For this reason, a so-called knotted pipe in a state where the joint is integrated using the connecting ring of the present invention becomes possible, and the restriction on the construction can be largely eliminated. In addition, the receiving port and the insertion port can be fixed to each other at an arbitrary position in a state having a potential expansion / contraction function.

In addition, in a congested pipeline, there are many integrated portions, and it is difficult to absorb the displacement of the ground due to an earthquake due to expansion and contraction of the pipeline. Thereby, the pipeline can be integrated in normal times, and a telescopic portion can be created in the event of an earthquake, so that a seismic pipeline network can be configured.

[Brief description of the drawings]

FIG. 1 is a longitudinal sectional view of a connecting ring according to an embodiment of the present invention.

FIG. 2 is a diagram showing a pressing wheel in FIG.

FIG. 3 is a diagram showing a relationship between a pull-out force acting on a joint of the connecting ring of FIG. 1 and a joint elongation amount.

FIG. 4 is a diagram showing an example of an arrangement of separation prevention claws.

FIG. 5 is a diagram showing another example of the arrangement of the separation preventing claws.

FIG. 6 is a view showing a cross-sectional shape of a separation preventing claw.

FIG. 7 is a diagram showing an example in which the seismic-resistant type separation-prevention connecting ring of the present invention is used for a knotting pipe by dropping in a range where integration is performed.
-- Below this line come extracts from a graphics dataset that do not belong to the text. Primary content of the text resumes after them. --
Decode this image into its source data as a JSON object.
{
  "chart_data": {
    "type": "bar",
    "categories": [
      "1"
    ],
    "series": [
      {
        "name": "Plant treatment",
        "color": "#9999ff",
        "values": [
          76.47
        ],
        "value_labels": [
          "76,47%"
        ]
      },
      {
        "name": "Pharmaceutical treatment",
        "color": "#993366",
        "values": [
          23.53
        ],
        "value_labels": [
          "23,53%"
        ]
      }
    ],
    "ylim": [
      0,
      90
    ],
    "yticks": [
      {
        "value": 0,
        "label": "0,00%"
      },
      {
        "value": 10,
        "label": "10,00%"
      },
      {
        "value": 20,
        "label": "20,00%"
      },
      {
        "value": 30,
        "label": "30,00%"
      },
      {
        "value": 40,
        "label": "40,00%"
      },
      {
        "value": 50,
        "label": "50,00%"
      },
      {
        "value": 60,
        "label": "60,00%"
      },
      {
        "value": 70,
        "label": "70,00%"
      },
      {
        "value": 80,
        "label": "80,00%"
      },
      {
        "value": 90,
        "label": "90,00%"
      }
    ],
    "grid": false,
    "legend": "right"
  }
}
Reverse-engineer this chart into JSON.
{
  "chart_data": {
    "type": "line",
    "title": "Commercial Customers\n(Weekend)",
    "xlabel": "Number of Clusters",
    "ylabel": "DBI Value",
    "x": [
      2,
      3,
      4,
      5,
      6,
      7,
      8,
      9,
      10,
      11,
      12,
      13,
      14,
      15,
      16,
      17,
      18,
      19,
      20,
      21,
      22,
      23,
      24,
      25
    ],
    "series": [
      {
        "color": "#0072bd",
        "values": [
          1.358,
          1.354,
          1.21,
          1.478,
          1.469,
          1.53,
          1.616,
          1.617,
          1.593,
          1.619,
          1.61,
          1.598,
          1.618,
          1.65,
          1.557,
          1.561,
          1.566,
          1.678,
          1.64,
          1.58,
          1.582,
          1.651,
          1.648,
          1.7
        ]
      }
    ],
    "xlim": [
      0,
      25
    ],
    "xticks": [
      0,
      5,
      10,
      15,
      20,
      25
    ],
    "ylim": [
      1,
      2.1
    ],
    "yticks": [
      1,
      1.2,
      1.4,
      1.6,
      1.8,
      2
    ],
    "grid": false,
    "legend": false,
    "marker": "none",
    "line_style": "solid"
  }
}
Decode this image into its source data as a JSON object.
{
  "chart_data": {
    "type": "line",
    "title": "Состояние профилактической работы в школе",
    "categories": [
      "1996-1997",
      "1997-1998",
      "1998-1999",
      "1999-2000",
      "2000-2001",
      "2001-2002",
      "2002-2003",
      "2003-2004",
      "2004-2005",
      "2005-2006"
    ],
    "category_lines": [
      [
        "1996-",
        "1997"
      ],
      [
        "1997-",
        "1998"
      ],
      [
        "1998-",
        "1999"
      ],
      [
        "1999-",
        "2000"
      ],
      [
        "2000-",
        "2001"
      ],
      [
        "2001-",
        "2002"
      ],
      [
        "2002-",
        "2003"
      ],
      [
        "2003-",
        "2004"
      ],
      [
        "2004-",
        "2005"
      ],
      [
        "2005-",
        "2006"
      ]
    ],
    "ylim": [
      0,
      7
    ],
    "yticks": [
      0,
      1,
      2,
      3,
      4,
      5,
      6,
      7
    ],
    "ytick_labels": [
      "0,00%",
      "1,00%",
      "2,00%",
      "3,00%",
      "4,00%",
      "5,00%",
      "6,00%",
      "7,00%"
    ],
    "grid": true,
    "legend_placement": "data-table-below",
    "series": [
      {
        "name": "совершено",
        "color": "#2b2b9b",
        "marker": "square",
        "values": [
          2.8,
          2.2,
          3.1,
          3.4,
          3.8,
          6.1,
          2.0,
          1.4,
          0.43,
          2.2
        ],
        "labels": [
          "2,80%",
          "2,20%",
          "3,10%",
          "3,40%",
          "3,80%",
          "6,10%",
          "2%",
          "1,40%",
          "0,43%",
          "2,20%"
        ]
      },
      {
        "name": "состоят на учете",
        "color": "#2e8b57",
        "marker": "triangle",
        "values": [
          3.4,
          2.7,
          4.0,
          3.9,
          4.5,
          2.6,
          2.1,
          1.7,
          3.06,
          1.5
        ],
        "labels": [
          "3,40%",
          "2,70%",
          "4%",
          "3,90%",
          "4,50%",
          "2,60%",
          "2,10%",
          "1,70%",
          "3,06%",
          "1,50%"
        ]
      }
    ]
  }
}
FIG. 8 is a view showing another example in which the seismic-resistant disengagement prevention connecting ring of the present invention is used for a knotting pipe by dropping in a range where integration is performed.

FIG. 9 is a view showing still another example in which the seismic-resistant disengagement prevention connecting ring of the present invention is used for a knotting pipe by dropping in a range where integration is performed.

[Explanation of symbols]

 2 Tube 3 Reception port 4 Insertion port 5 Insertion port 9 Lock ring 12 Press ring 15 Sealing material 19 Detachment preventing claw 22 Push bolt 24 Projection

Claims (1)

[Claims] 1. A press ring for compressing a sealing material between a receiving port formed at one end and the other end of a pipe body and an insertion port of another pipe inserted into the receiving port. A claw for preventing disengagement arranged inside the press ring, a push bolt for screwing the claw for prevention of disengagement into the outer periphery of the insertion hole by being screwed into the press ring, and a claw inserted into the receptacle. A lock ring disposed on the inner periphery of the receptacle at a position spaced from the projection to the opening end side of the receptacle so as to engage with the projection formed on the outer periphery; The prevention claw is pressed against the outer periphery of the insertion hole by a push bolt so as to withstand the removal force due to the water pressure in the pipe, and the lock ring generates a removal force that exceeds the separation prevention force of the separation prevention claw when an earthquake occurs. Engages with the projection of the opening when the joint is extended A seismic-resistant disengagement prevention connecting ring, characterized in that it can be prevented from being disengaged.